Nothing completes a decadent dining experience like the perfect pairing of fine wine and five-star fare. Indulge in these recommendations from some of the city’s top wine connoisseurs.
Cory Cuff, Cielo Restaurant & Bar
When it comes to choosing the best bottle of wine in Cielo’s cellar, manager Cory Cuff notes nothing tops Gaja Sito Moresco. The rich red wine starts out with a dry, cherry taste, then finishes with a nice bit of spice on the back end, he explains. “You cannot go wrong with this wine.”
The selection’s complexity, with its high tannin and acidity levels, is strong enough to stand up to a bold dish, such as a braised lamb shank, cured by Cielo sous chef Shimon Diamond, along with winter vegetable ragout, lardo and grilled polenta. This “knockout” wine and “winning” dish make for the perfect pairing, Cuff says.

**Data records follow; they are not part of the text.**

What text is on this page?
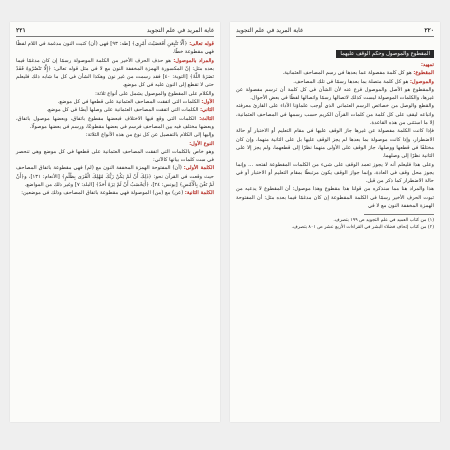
غاية المريد في علم التجويد
٢٢١

قوله تعالى: ﴿أَلَّا تَتَّبِعَنِ أَفَعَصَيْتَ أَمْرِي﴾ [طه: ٩٣] فهي (أن) كتبت النون مدغمة في اللام لفظًا فهي مقطوعة خطًا.

والمراد بالموصول: هو حذف الحرف الأخير من الكلمة الموصولة رسمًا إن كان مدغمًا فيما بعده مثل: إنّ المكسورة الهمزة المخففة النون مع لا في مثل قوله تعالى: ﴿إِلَّا تَنْصُرُوهُ فَقَدْ نَصَرَهُ اللَّهُ﴾ [التوبة: ٤٠] فقد رسمت من غير نون وهكذا الشأن في كل ما شابه ذلك فليعلم حتى لا تقطع إلى النون عليه في كل موضع.

والكلام على المقطوع والموصول يشمل على أنواع ثلاثة:

الأول: الكلمات التي اتفقت المصاحف العثمانية على قطعها في كل موضع.

الثاني: الكلمات التي اتفقت المصاحف العثمانية على وصلها أيضًا في كل موضع.

الثالث: الكلمات التي وقع فيها الاختلاف فبعضها مقطوع باتفاق، وبعضها موصول باتفاق، وبعضها مختلف فيه بين المصاحف فرسم في بعضها مقطوعًا، ورسم في بعضها موصولًا.

وإليها إلى الكلام بالتفصيل عن كل نوع من هذه الأنواع الثلاثة:

النوع الأول:

وهو خاص بالكلمات التي اتفقت المصاحف العثمانية على قطعها في كل موضع وهي تنحصر في ست كلمات بيانها كالآتي:

الكلمة الأولى: (أن) المفتوحة الهمزة المخففة النون مع (لم) فهي مقطوعة باتفاق المصاحف حيث وقعت في القرآن نحو: ﴿ذَلِكَ أَنْ لَمْ يَكُنْ رَبُّكَ مُهْلِكَ الْقُرَى بِظُلْمٍ﴾ [الأنعام: ١٣١]، و﴿أَنْ لَمْ تَغْنَ بِالْأَمْسِ﴾ [يونس: ٢٤]، ﴿أَيَحْسَبُ أَنْ لَمْ يَرَهُ أَحَدٌ﴾ [البلد: ٧] وغير ذلك من المواضع.

الكلمة الثانية: (عن) مع (من) الموصولة فهي مقطوعة باتفاق المصاحف وذلك في موضعين:

٢٢٠
غاية المريد في علم التجويد
المقطوع والموصول وحكم الوقف عليهما

تمهيد:

المقطوع: هو كل كلمة مفصولة عما بعدها في رسم المصاحف العثمانية.

والموصول: هو كل كلمة متصلة بما بعدها رسمًا في تلك المصاحف.

والمقطوع هو الأصل والموصول فرع عنه لأن الشأن في كل كلمة أن ترسم مفصولة عن غيرها، والكلمات الموصولة ليست كذلك لاتصالها رسمًا واتصالها لفظًا في بعض الأحوال.

والقطع والوصل من خصائص الرسم العثماني الذي أوجب علماؤنا الأداء على القارئ معرفته واتباعه ليقف على كل كلمة من كلمات القرآن الكريم حسب رسمها في المصاحف العثمانية، إلا ما استثنى من هذه القاعدة.

فإذا كانت الكلمة مفصولة عن غيرها جاز الوقف عليها في مقام التعليم أو الاختبار أو حالة الاضطرار، وإذا كانت موصولة بما بعدها لم يجز الوقف عليها بل على الثانية منهما، وإن كان مختلفًا في قطعها ووصلها، جاز الوقف على الأولى منهما نظرًا إلى قطعهما، ولم يجز إلا على الثانية نظرًا إلى وصلهما.

وعلى هذا فليعلم أنه لا يجوز تعمد الوقف على شيء من الكلمات المقطوعة لفتحه … وإنما يجوز محل وقف في العادة، وإنما جواز الوقف يكون مرتبطًا بمقام التعليم أو الاختبار أو في حالة الاضطرار كما ذكر من قبل.

هذا والمراد هنا مما سنذكره من قولنا هذا مقطوع وهذا موصول: أن المقطوع لا يدعيه من ثبوت الحرف الأخير رسمًا في الكلمة المقطوعة إن كان مدغمًا فيما بعده مثل: أن المفتوحة الهمزة المخففة النون مع لا في

(١) من كتاب العميد في علم التجويد ص ١٩٩ بتصرف.

(٢) من كتاب إتحاف فضلاء البشر في القراءات الأربع عشر ص ٨٠١ بتصرف.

Tom Bush, Balaban’s Wine Cellar & Tapas Bar
Tom Bush, retail wine manager at Balaban’s, says the best classic combination is Napa Valley cabernet sauvignon with a New York strip steak. “That’s about as good as it gets,” he says. The bold, red wine complements the steak’s heavy fat marbling, Bush explains. “Napas have a lot of tannin, which means they are big and bold, and have a lot of bite.” And a rich, chocolate dessert is the perfect ending to a meal with cabernet, he adds.
For those looking for a more unique pairing, Bush recommends an appetizer of oysters on the half-shell with muscadet, a dry, crisp, French white wine that mixes seamlessly with the seafood’s fresh, salty flavor.
Ryland Adams, Vino Nadoz Wine Bar & Café
There is a fine wine best-suited for each course of a meal, notes Ryland Adams, bar manager at Vino Nadoz.
When opening one of their cellar favorites—F. Weins Prum Reisling—Adams and the café’s chefs recommend enjoying the sweet white wine with with an appetizer of housemade sweet potato chips with cinnamon spice and marshmallow sauce for a sweet and spicy combination.
The spicy Cedarville Zinfandel pairs well with the rich flavor of the short rib BLT main course, Ryland says. And its Byron Chardonnay is best savored with a side of gnocchi with pumpkin, butter sage sauce and toasted hazelnuts.
For dessert, Ryland recommends muscat, a great light and sweet dessert wine, to couple with homemade apple pie and vanilla ice cream.